Hier sind die 10 entscheidenden Schritte für eine reiche Ernte:
1. Den richtigen Zeitpunkt wählen
Gurken sind extrem frostempfindlich. Pflanzen Sie erst ins Freiland oder ins Hochbeet, wenn die Bodentemperatur konstant über 15 °C liegt (meist ab Mitte Mai nach den Eisheiligen).
2. Den “Sonnenplatz” finden
Wählen Sie einen vollsonnigen, aber windgeschützten Standort. Da Ihr Garten am Waldrand liegt, achten Sie darauf, dass die Bäume nicht zu viel Schatten werfen. Windschutz ist wichtig, da Gurken bei Zugluft leicht mit Wachstumsstopp reagieren.
3. Den Boden vorbereiten
Gurken sind Starkzehrer. Arbeiten Sie reichlich reifen Kompost oder gut verrotteten Stallmist in die Erde ein. Eine Handvoll Kaffeesatz-Pulver im Pflanzloch liefert einen ersten Stickstoffschub.
4. In die Vertikale gehen
Nutzen Sie Ihre A-Frame-Gitter oder Upcycling-Paletten. Wenn Gurken klettern können, trocknen die Blätter nach Regen schneller ab, was den gefürchteten Mehltau verhindert. Zudem bleiben die Früchte sauber und gerade.
5. Richtiges Einpflanzen
Setzen Sie die Jungpflanzen nicht tiefer, als sie im Topf standen. Ein zu tiefes Einpflanzen fördert Stängelgrundfäule. Halten Sie einen Pflanzabstand von ca. 30–40 cm ein.

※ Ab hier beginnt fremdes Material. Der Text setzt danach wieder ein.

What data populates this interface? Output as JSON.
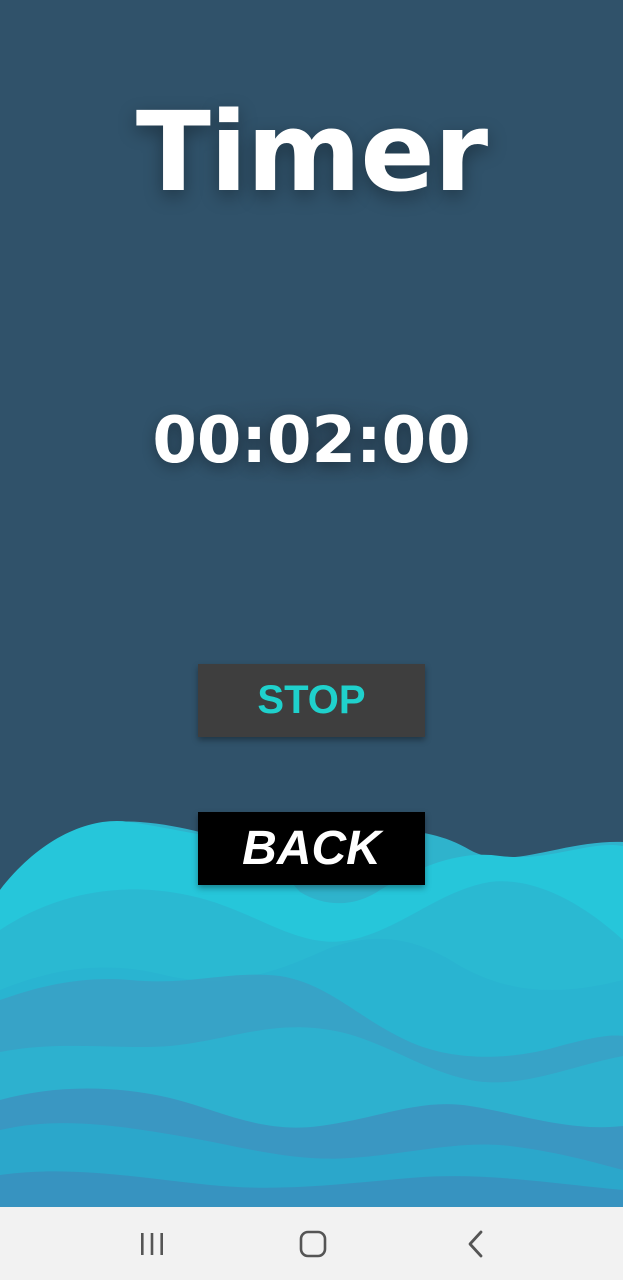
{
  "app": {
    "title": "Timer",
    "time_display": "00:02:00"
  },
  "buttons": {
    "stop_label": "STOP",
    "back_label": "BACK"
  },
  "nav_bar": {
    "items": [
      {
        "name": "recents",
        "icon": "recents-icon"
      },
      {
        "name": "home",
        "icon": "home-icon"
      },
      {
        "name": "back",
        "icon": "back-chevron-icon"
      }
    ]
  },
  "colors": {
    "background": "#30526a",
    "stop_button_bg": "#3e3e3e",
    "stop_button_text": "#1fd1cc",
    "back_button_bg": "#000000",
    "back_button_text": "#ffffff",
    "wave_light": "#26c6da",
    "nav_bar_bg": "#f2f2f2"
  }
}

6. Mulchen für die Feuchtigkeit
Decken Sie den Boden rund um die Pflanzen mit Stroh oder Grasschnitt ab. Dies hält die Feuchtigkeit im Boden und unterdrückt Beikräuter. Besonders in Flussnähe hilft Mulch, die Bodenwärme der Sonne zu speichern.
7. Strategisches Gießen
Gurken bestehen fast nur aus Wasser. Gießen Sie regelmäßig und immer mit abgestandenem, lauwarmem Wasser (direkt aus der Regentonne ist ideal). Wichtig: Niemals über die Blätter gießen, sondern immer direkt an die Basis.
8. Natürliche Düngung
Sobald die ersten Blüten erscheinen, alle zwei Wochen mit flüssigem Dünger (z. B. Brennnesseljauche oder einem Schuss Beinwell-Auszug) versorgen. Dies gibt der Pflanze die Kraft für die Fruchtbildung.
9. Vorsichtiges Ausgeizen
Bei Klettergurken sollten Sie die Seitentriebe nach dem ersten oder zweiten Blattpaar entspitzen. Das lenkt die Energie der Pflanze in den Haupttrieb und die Fruchtentwicklung statt in reines Blattwachstum.
10. Regelmäßig Ernten
Pflücken Sie die Gurken lieber etwas früher als zu spät. Je mehr Sie ernten, desto mehr neue Blüten bildet die Pflanze aus. Ein kleiner Tipp: Verwenden Sie eine Schere, um die empfindlichen Ranken beim Pflücken nicht abzureißen.
Ein kleiner Profi-Tipp für Ihren Standort: Da es am Waldrand oft eine höhere Luftfeuchtigkeit gibt, sprühen Sie die Blätter präventiv alle zwei Wochen mit einer Mischung aus Wasser und etwas Backpulver ein. Das verändert den pH-Wert auf der Blattoberfläche und macht es Pilzsporen schwer, sich anzusiedeln.
Haben Sie Ihre Gurken dieses Jahr schon vorgezogen oder planen Sie, die Samen direkt in das vorbereitete Beet zu stecken?